Que s’est-il passé ?
L’équipe que je conduisais a été élue, ce qui m’a valu de devenir maire sans passer par la case adjoint. Le mandat a été très actif. Nous avons investi dans l’entretien des bâtiments publics, la construction d’un réseau d’assainissement collectif et la mise en place du premier PLU avec un règlement et un zonage précis. Nous avons essuyé des réactions assez vives de la part de propriétaires fonciers touchés par les restrictions mais aussi d’habitants arrivés dans les années 2000 qui ne voulaient plus que cela bouge ! Un quotidien régional avait ainsi titré, en une, « Hauteville-sur-Fier = Sarcelle-sur-Fier ». Les conflits du PLU ont laminé l’équipe. En 2008, nous n’étions que deux sortants à vouloir repartir. Je suis allé voir certains des opposants au PLU en leur proposant de venir travailler avec moi. Challenge qu’ils ont accepté. J’ai été élu maire puis réélu en 2014 et 2021, avec à chaque fois quelques points de plus.

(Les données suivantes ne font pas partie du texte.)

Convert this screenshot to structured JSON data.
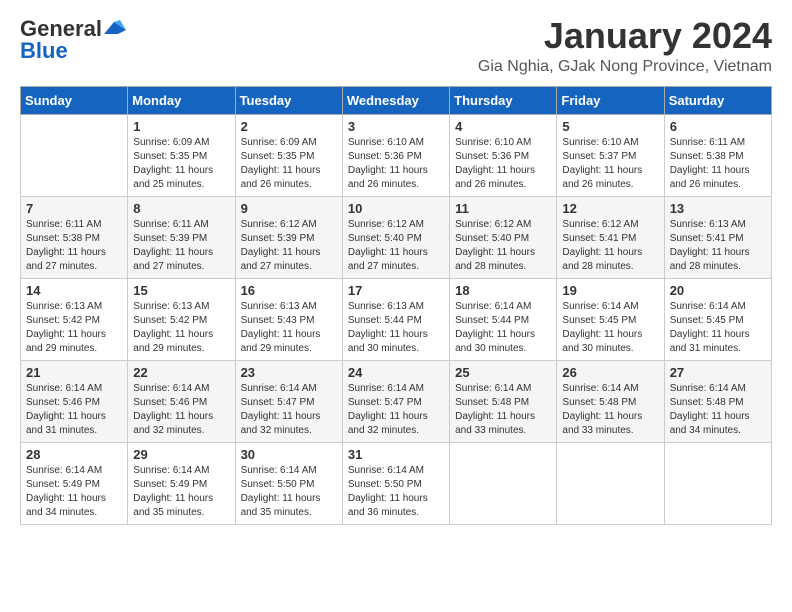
{
  "logo": {
    "general": "General",
    "blue": "Blue"
  },
  "header": {
    "month": "January 2024",
    "location": "Gia Nghia, GJak Nong Province, Vietnam"
  },
  "weekdays": [
    "Sunday",
    "Monday",
    "Tuesday",
    "Wednesday",
    "Thursday",
    "Friday",
    "Saturday"
  ],
  "weeks": [
    [
      {
        "day": "",
        "sunrise": "",
        "sunset": "",
        "daylight": ""
      },
      {
        "day": "1",
        "sunrise": "Sunrise: 6:09 AM",
        "sunset": "Sunset: 5:35 PM",
        "daylight": "Daylight: 11 hours and 25 minutes."
      },
      {
        "day": "2",
        "sunrise": "Sunrise: 6:09 AM",
        "sunset": "Sunset: 5:35 PM",
        "daylight": "Daylight: 11 hours and 26 minutes."
      },
      {
        "day": "3",
        "sunrise": "Sunrise: 6:10 AM",
        "sunset": "Sunset: 5:36 PM",
        "daylight": "Daylight: 11 hours and 26 minutes."
      },
      {
        "day": "4",
        "sunrise": "Sunrise: 6:10 AM",
        "sunset": "Sunset: 5:36 PM",
        "daylight": "Daylight: 11 hours and 26 minutes."
      },
      {
        "day": "5",
        "sunrise": "Sunrise: 6:10 AM",
        "sunset": "Sunset: 5:37 PM",
        "daylight": "Daylight: 11 hours and 26 minutes."
      },
      {
        "day": "6",
        "sunrise": "Sunrise: 6:11 AM",
        "sunset": "Sunset: 5:38 PM",
        "daylight": "Daylight: 11 hours and 26 minutes."
      }
    ],
    [
      {
        "day": "7",
        "sunrise": "Sunrise: 6:11 AM",
        "sunset": "Sunset: 5:38 PM",
        "daylight": "Daylight: 11 hours and 27 minutes."
      },
      {
        "day": "8",
        "sunrise": "Sunrise: 6:11 AM",
        "sunset": "Sunset: 5:39 PM",
        "daylight": "Daylight: 11 hours and 27 minutes."
      },
      {
        "day": "9",
        "sunrise": "Sunrise: 6:12 AM",
        "sunset": "Sunset: 5:39 PM",
        "daylight": "Daylight: 11 hours and 27 minutes."
      },
      {
        "day": "10",
        "sunrise": "Sunrise: 6:12 AM",
        "sunset": "Sunset: 5:40 PM",
        "daylight": "Daylight: 11 hours and 27 minutes."
      },
      {
        "day": "11",
        "sunrise": "Sunrise: 6:12 AM",
        "sunset": "Sunset: 5:40 PM",
        "daylight": "Daylight: 11 hours and 28 minutes."
      },
      {
        "day": "12",
        "sunrise": "Sunrise: 6:12 AM",
        "sunset": "Sunset: 5:41 PM",
        "daylight": "Daylight: 11 hours and 28 minutes."
      },
      {
        "day": "13",
        "sunrise": "Sunrise: 6:13 AM",
        "sunset": "Sunset: 5:41 PM",
        "daylight": "Daylight: 11 hours and 28 minutes."
      }
    ],
    [
      {
        "day": "14",
        "sunrise": "Sunrise: 6:13 AM",
        "sunset": "Sunset: 5:42 PM",
        "daylight": "Daylight: 11 hours and 29 minutes."
      },
      {
        "day": "15",
        "sunrise": "Sunrise: 6:13 AM",
        "sunset": "Sunset: 5:42 PM",
        "daylight": "Daylight: 11 hours and 29 minutes."
      },
      {
        "day": "16",
        "sunrise": "Sunrise: 6:13 AM",
        "sunset": "Sunset: 5:43 PM",
        "daylight": "Daylight: 11 hours and 29 minutes."
      },
      {
        "day": "17",
        "sunrise": "Sunrise: 6:13 AM",
        "sunset": "Sunset: 5:44 PM",
        "daylight": "Daylight: 11 hours and 30 minutes."
      },
      {
        "day": "18",
        "sunrise": "Sunrise: 6:14 AM",
        "sunset": "Sunset: 5:44 PM",
        "daylight": "Daylight: 11 hours and 30 minutes."
      },
      {
        "day": "19",
        "sunrise": "Sunrise: 6:14 AM",
        "sunset": "Sunset: 5:45 PM",
        "daylight": "Daylight: 11 hours and 30 minutes."
      },
      {
        "day": "20",
        "sunrise": "Sunrise: 6:14 AM",
        "sunset": "Sunset: 5:45 PM",
        "daylight": "Daylight: 11 hours and 31 minutes."
      }
    ],
    [
      {
        "day": "21",
        "sunrise": "Sunrise: 6:14 AM",
        "sunset": "Sunset: 5:46 PM",
        "daylight": "Daylight: 11 hours and 31 minutes."
      },
      {
        "day": "22",
        "sunrise": "Sunrise: 6:14 AM",
        "sunset": "Sunset: 5:46 PM",
        "daylight": "Daylight: 11 hours and 32 minutes."
      },
      {
        "day": "23",
        "sunrise": "Sunrise: 6:14 AM",
        "sunset": "Sunset: 5:47 PM",
        "daylight": "Daylight: 11 hours and 32 minutes."
      },
      {
        "day": "24",
        "sunrise": "Sunrise: 6:14 AM",
        "sunset": "Sunset: 5:47 PM",
        "daylight": "Daylight: 11 hours and 32 minutes."
      },
      {
        "day": "25",
        "sunrise": "Sunrise: 6:14 AM",
        "sunset": "Sunset: 5:48 PM",
        "daylight": "Daylight: 11 hours and 33 minutes."
      },
      {
        "day": "26",
        "sunrise": "Sunrise: 6:14 AM",
        "sunset": "Sunset: 5:48 PM",
        "daylight": "Daylight: 11 hours and 33 minutes."
      },
      {
        "day": "27",
        "sunrise": "Sunrise: 6:14 AM",
        "sunset": "Sunset: 5:48 PM",
        "daylight": "Daylight: 11 hours and 34 minutes."
      }
    ],
    [
      {
        "day": "28",
        "sunrise": "Sunrise: 6:14 AM",
        "sunset": "Sunset: 5:49 PM",
        "daylight": "Daylight: 11 hours and 34 minutes."
      },
      {
        "day": "29",
        "sunrise": "Sunrise: 6:14 AM",
        "sunset": "Sunset: 5:49 PM",
        "daylight": "Daylight: 11 hours and 35 minutes."
      },
      {
        "day": "30",
        "sunrise": "Sunrise: 6:14 AM",
        "sunset": "Sunset: 5:50 PM",
        "daylight": "Daylight: 11 hours and 35 minutes."
      },
      {
        "day": "31",
        "sunrise": "Sunrise: 6:14 AM",
        "sunset": "Sunset: 5:50 PM",
        "daylight": "Daylight: 11 hours and 36 minutes."
      },
      {
        "day": "",
        "sunrise": "",
        "sunset": "",
        "daylight": ""
      },
      {
        "day": "",
        "sunrise": "",
        "sunset": "",
        "daylight": ""
      },
      {
        "day": "",
        "sunrise": "",
        "sunset": "",
        "daylight": ""
      }
    ]
  ]
}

« Faire en sorte qu’Hauteville-sur-Fier devienne une commune où l’on s’arrête »
Qu’est-ce que vous aimez dans le mandat de maire ?
Je suis intimement convaincu que la richesse provient des autres. Je suis profondément attaché à la ruralité et au caractère paysan de ma commune, à mes racines sur lesquelles un bel arbre doit pousser. Quand j’étais enfant, nous avions du givre sur la vitre intérieure de la chambre en hiver. Même si la vie autrefois avait de bons côtés, bien peu de gens accepteraient de telles conditions aujourd’hui. Pour évoluer, la commune a besoin de logements, de commerces, de services… ce sont ces projets qui me motivent.
Ce que vous aimez moins ?
L’immobilisme, les dossiers qui piétinent. J’ai parfois du mal à comprendre les habitants qui arrivent de la ville et sont habitués à un certain niveau de services. Les nids de poule, les aboiements, les disputes de voisinages peuvent parfois m’exaspérer, mais ils appartiennent au quotidien. S’en plaindre ne fait pas avancer les choses.
Quels sont les projets ?
L’ambition de l’équipe actuelle est de faire en sorte qu’Hauteville-sur-Fier devienne une commune où l’on s’arrête et non plus seulement où l’on passe. Notre situation entre l’Albanais, la Chautagne et le nord d’Annecy induit beaucoup de passages avec environ 4 500 véhicules/ jour. Nous avons réussi à réinstaller des commerces et services (coiffure, boulangerie, cabinet infirmier…) et travaillons sur la revitalisation du centre village. Après 30 années de tractations, nous avons pu acheter par l’intermédiaire de l’EPF 74 une propriété, en face de la mairie, que nous allons démolir pour réaliser des logements, des services et surtout une vraie place du village. Officialisé le 21 décembre 2022, le rachat a été suivi, en 2023, par le choix d’un opérateur, S-Prim, dont le projet se base sur une étude réalisée par le CAUE74. Nous aimerions aussi mettre en valeur le château féodal que nous avons racheté à proximité de la mairie ainsi que les berges du Fier. Tous ces éléments constituent de beaux atouts pour aménager un cœur de village agréable et attractif.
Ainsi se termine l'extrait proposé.